Il y a deux ans à peine, Honda annonçait en fanfare un investissement historique au Canada : 15 milliards de dollars pour bâtir une chaîne de valeur complète autour du véhicule électrique en Ontario. Au programme : une usine d'assemblage et une gigafactory de batteries à Alliston, auxquelles devaient s'ajouter une deuxième usine et une installation de traitement de matériaux de batterie à des emplacements non encore révélés. Le projet promettait également la création de 1 000 emplois directs.

Mais la réalité financière a rattrapé l'ambition industrielle. Honda a enregistré une perte annuelle de 3,68 milliards de dollars, une première dans cette proportion pour le constructeur japonais. Résultat : le projet est suspendu sine die. À noter que les gouvernements canadien et ontarien n'avaient encore versé aucune des subventions promises à Honda au moment de cette annulation, ce qui limite l'exposition publique directe.

Pourquoi un constructeur recule — et ce que ça révèle

La suspension de Honda n'est pas un cas isolé. Elle illustre une tension structurelle qui traverse toute l'industrie automobile mondiale : la transition vers l'électrique coûte cher, très cher, et les volumes de ventes ne progressent pas toujours au rythme espéré. La concurrence des fabricants chinois, dont les coûts de production sont sensiblement inférieurs, pèse également sur les marges des constructeurs historiques.

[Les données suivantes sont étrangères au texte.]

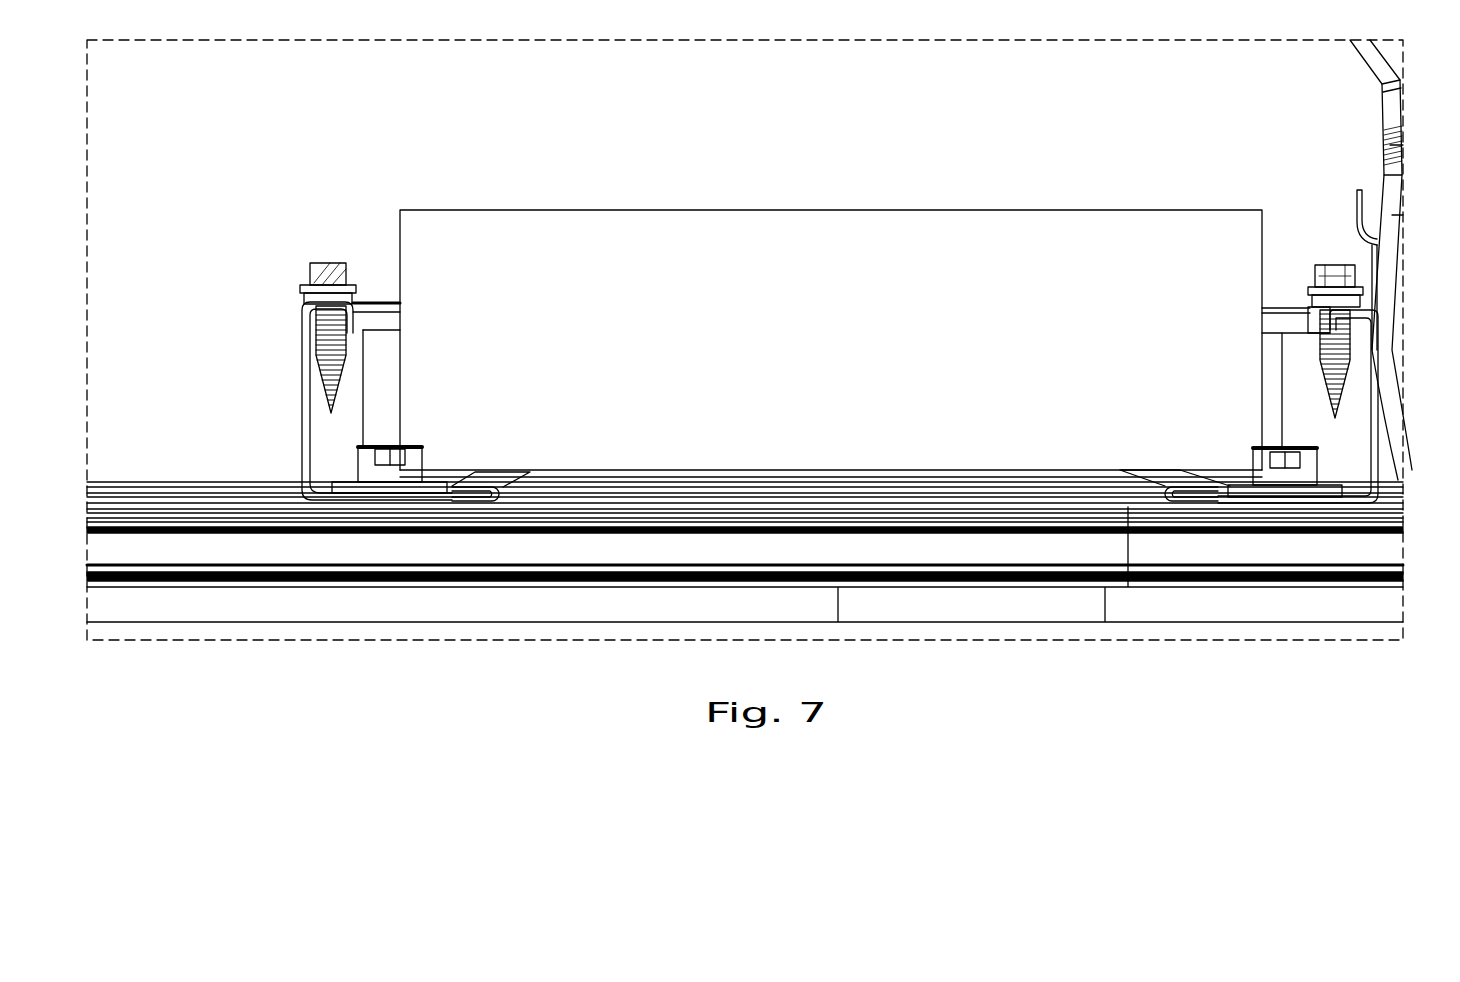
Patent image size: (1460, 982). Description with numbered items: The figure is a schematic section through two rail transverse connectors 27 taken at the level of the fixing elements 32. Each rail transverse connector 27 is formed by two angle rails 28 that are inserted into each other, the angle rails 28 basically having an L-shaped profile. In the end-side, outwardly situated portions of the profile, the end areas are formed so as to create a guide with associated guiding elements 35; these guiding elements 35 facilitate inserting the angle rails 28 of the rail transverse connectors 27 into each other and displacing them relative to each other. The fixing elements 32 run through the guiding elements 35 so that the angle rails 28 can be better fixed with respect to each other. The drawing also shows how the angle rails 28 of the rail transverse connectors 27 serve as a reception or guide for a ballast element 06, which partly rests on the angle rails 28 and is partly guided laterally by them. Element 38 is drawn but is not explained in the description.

The rail transverse connector 27 is at (322, 248).
The fixing element 32 is at (332, 273).
The bracket 38 is at (355, 295).
The ballast element 06 is at (780, 354).
The guiding element 35 is at (468, 480).
The angle rail 28 is at (487, 487).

Pour autant, ce repli ne signe pas la mort du véhicule électrique. Il signale plutôt un ajustement de calendrier de la part des acteurs traditionnels, contraints de rationaliser leurs investissements dans un contexte de taux d'intérêt élevés et de demande qui se normalise après l'euphorie post-covid. Honda lui-même maintient ses usines canadiennes opérationnelles depuis 1986 et ne se retire pas du marché de l'électrique — il temporise.

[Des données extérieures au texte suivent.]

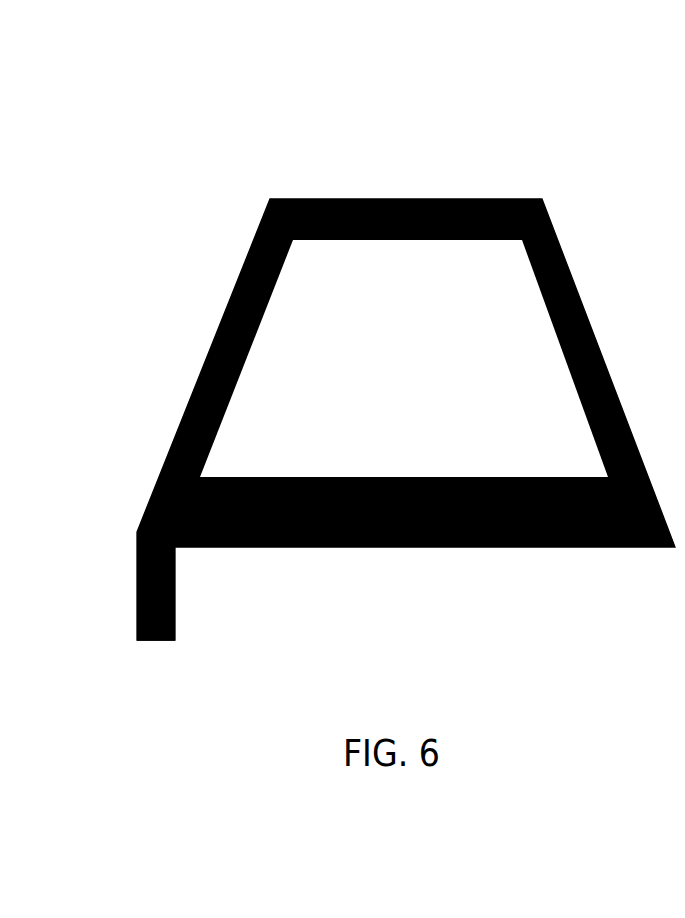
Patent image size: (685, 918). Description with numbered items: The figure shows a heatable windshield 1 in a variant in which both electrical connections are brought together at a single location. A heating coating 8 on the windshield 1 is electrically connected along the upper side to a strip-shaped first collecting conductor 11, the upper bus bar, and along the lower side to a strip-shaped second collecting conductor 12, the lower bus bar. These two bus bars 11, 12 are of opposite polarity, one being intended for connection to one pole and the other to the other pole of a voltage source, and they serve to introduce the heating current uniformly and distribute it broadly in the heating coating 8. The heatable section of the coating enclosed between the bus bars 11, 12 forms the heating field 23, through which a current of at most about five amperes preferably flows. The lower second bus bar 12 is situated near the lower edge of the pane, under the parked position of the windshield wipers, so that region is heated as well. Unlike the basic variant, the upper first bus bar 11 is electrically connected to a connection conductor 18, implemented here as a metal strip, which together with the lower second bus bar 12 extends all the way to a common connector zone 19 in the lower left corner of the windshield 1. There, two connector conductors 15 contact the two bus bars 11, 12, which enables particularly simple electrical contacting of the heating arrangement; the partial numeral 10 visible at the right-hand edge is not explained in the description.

The windshield 1 is at (258, 109).
The heating coating 8 is at (519, 278).
The profile leg 10 is at (672, 495).
The first collecting conductor 11 is at (374, 201).
The second collecting conductor 12 is at (351, 549).
The connector conductors 15 is at (167, 642).
The connection conductor 18 is at (234, 291).
The common connector zone 19 is at (126, 520).
The heating field 23 is at (416, 366).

France : ce que ça change pour vous

Pour un particulier français qui envisage de passer à l'électrique en 2025-2026, cette actualité canadienne a des répercussions bien concrètes — même si elles sont indirectes.

Sur l'offre disponible : un report de capacité de production chez Honda peut signifier moins de modèles électriques Honda disponibles à moyen terme, ou des délais allongés. Si vous cibliez un futur Honda électrique, il est prudent d'élargir votre comparatif à d'autres marques déjà bien positionnées sur ce segment.

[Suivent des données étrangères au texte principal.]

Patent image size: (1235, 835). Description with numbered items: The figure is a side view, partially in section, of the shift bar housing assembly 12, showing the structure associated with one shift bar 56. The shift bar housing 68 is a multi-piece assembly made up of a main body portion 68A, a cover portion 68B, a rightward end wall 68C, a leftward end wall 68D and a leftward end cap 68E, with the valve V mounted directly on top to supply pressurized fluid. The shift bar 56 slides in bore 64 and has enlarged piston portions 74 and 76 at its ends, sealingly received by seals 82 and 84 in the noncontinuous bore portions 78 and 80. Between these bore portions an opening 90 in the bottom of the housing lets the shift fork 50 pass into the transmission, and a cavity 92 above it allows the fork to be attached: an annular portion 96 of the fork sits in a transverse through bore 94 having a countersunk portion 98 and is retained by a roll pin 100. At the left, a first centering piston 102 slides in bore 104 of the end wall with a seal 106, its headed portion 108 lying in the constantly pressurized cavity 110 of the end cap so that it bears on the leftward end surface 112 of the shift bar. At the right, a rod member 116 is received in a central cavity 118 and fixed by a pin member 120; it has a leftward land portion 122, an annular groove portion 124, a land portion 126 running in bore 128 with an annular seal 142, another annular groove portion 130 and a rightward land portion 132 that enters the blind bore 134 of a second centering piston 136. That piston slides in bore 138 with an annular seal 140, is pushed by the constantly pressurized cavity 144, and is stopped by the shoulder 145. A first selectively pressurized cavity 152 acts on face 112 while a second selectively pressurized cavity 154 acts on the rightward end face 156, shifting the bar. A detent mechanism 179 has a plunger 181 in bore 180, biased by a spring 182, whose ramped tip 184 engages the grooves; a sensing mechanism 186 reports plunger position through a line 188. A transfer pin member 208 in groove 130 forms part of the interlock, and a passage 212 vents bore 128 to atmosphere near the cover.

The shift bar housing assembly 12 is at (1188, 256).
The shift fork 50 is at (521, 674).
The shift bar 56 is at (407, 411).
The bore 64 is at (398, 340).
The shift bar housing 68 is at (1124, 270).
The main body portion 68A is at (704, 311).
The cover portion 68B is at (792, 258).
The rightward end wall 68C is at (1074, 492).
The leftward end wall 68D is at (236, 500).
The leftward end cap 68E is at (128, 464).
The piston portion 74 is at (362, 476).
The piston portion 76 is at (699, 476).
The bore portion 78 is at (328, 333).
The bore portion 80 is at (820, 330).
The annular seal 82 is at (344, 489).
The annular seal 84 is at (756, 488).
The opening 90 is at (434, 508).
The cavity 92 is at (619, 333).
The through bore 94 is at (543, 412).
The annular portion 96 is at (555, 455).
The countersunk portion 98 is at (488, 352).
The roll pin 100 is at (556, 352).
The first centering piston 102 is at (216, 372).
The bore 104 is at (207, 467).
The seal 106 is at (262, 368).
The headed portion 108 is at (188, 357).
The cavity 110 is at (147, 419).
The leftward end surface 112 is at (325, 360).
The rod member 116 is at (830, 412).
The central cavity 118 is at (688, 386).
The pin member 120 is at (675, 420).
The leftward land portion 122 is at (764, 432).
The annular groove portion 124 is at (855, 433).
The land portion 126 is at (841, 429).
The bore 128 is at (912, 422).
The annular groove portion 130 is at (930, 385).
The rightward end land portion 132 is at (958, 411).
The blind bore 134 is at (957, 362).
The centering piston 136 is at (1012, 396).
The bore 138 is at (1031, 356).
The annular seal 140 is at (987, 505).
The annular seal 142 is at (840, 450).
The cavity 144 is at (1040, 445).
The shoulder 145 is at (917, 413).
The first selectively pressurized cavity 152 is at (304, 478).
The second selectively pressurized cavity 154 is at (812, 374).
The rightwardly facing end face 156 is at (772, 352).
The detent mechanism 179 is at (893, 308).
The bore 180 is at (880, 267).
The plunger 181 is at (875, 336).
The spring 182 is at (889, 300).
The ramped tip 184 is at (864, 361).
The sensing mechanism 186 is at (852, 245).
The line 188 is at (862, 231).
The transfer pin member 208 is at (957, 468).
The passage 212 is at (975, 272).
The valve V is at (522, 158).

Sur les aides en France : bonne nouvelle, les dispositifs d'accompagnement restent robustes et ne dépendent pas des décisions industrielles de Honda Ontario. Le bonus écologique peut atteindre 7 000 € pour un particulier (sous conditions de revenus) sur un véhicule électrique neuf assemblé hors Chine. Le leasing social permet aux ménages modestes éligibles d'accéder à un VE dès 100 €/mois. Ces aides sont cumulables avec les offres constructeurs, ce qui peut rendre l'acquisition très compétitive malgré la frilosité industrielle ambiante.

Sur les ZFE-m : quelle que soit la stratégie de Honda, les 43 agglomérations françaises dotées d'une Zone à Faibles Émissions continuent leur calendrier de restriction. Les véhicules Crit'Air 3 sont progressivement exclus — une réalité qui, elle, ne se suspend pas. Passer à l'électrique reste la solution la plus pérenne pour circuler librement dans les grandes villes françaises.

Sur le TCO (coût total de possession) : en intégrant le bonus, les économies de carburant (selon les estimations, un VE parcourant 15 000 km/an économise entre 800 € et 1 500 € par rapport à un thermique équivalent aux prix actuels de l'énergie) et l'avantage fiscal lié à la nouvelle taxe annuelle sur les émissions CO₂ (quasi nulle pour un VE), la bascule reste économiquement pertinente pour la grande majorité des profils d'acheteurs.

Ce qu'il faut retenir et faire maintenant

Le gel du projet Honda en Ontario rappelle que la transition énergétique avance en zigzag, non en ligne droite. Pour vous, automobiliste français, cela ne change pas l'équation de fond : les incitations financières sont là, les contraintes réglementaires aussi, et les véhicules électriques accessibles se multiplient malgré les turbulences industrielles. Le bon moment pour comparer, simuler votre bonus et réserver votre essai, c'est maintenant — avant que les enveloppes budgétaires des aides ne se referment.